Um dos milagres eucarísticos mais conhecidos da tradição católica; venerado em Lanciano.
O relato situa o acontecimento em um contexto de crise de fé de um sacerdote diante do mistério da presença real de Cristo na Eucaristia. Durante a celebração, o sinal teria ocorrido precisamente no coração da Missa, apontando para a verdade central da fé eucarística.
O sinal recorda que a Eucaristia não é apenas símbolo devocional, mas presença real de Jesus Cristo, entregue como alimento da Igreja.
Lanciano convida a alma a passar da dúvida à adoração. Diante da Eucaristia, a fé não permanece abstrata: ajoelha-se, agradece e se entrega.

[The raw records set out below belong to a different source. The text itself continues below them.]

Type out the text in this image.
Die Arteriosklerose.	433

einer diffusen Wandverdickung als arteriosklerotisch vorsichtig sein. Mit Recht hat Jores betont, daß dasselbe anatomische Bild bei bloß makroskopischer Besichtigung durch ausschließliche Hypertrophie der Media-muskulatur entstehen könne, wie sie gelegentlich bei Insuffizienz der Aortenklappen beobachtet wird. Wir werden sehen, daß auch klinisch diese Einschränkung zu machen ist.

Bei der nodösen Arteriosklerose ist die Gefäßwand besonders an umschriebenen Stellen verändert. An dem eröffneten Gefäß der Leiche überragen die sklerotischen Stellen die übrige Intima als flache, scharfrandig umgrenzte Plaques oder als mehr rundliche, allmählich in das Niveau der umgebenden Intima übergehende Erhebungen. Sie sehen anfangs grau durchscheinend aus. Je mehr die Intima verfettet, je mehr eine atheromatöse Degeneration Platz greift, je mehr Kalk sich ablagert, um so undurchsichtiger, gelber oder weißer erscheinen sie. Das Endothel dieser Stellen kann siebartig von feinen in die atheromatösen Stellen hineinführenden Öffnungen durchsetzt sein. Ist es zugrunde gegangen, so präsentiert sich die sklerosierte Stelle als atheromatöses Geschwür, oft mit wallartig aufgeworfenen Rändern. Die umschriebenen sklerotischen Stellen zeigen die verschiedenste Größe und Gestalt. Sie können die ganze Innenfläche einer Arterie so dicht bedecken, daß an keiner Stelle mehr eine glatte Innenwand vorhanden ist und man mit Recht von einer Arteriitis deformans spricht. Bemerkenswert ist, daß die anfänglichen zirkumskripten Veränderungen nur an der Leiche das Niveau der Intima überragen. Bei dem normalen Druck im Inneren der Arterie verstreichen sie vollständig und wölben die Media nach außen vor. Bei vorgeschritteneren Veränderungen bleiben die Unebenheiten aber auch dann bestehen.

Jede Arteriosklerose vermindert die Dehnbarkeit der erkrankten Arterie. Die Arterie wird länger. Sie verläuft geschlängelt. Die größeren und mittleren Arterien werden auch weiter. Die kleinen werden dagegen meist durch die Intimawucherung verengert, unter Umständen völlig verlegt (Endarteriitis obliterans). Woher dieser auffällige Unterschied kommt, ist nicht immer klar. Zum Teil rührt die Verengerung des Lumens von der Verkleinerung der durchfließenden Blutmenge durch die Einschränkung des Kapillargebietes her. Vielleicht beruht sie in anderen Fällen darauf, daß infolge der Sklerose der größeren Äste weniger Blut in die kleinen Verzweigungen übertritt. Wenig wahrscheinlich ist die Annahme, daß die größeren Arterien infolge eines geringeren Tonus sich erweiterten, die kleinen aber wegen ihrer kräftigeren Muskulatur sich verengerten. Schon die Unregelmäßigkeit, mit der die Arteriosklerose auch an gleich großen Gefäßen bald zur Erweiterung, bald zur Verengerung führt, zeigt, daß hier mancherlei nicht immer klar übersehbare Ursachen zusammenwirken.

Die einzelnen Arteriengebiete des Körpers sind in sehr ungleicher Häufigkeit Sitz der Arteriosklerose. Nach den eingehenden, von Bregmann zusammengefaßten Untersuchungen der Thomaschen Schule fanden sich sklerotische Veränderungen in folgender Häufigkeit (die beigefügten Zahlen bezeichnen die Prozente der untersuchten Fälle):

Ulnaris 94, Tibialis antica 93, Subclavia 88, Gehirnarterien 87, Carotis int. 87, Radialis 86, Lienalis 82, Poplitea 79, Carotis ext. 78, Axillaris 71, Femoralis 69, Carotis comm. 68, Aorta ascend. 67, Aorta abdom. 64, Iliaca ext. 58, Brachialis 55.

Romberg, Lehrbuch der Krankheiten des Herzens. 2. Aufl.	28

O Tratado conduz a Jesus Cristo como fim último. A Eucaristia mostra esse fim de modo concreto: o Cristo a quem Maria nos conduz está vivo e presente no altar.
Maria é a Mulher eucarística porque deu ao Verbo a carne que Ele entregaria por nós. Quem se entrega a Maria deve aprender dela a adorar Jesus presente na Eucaristia.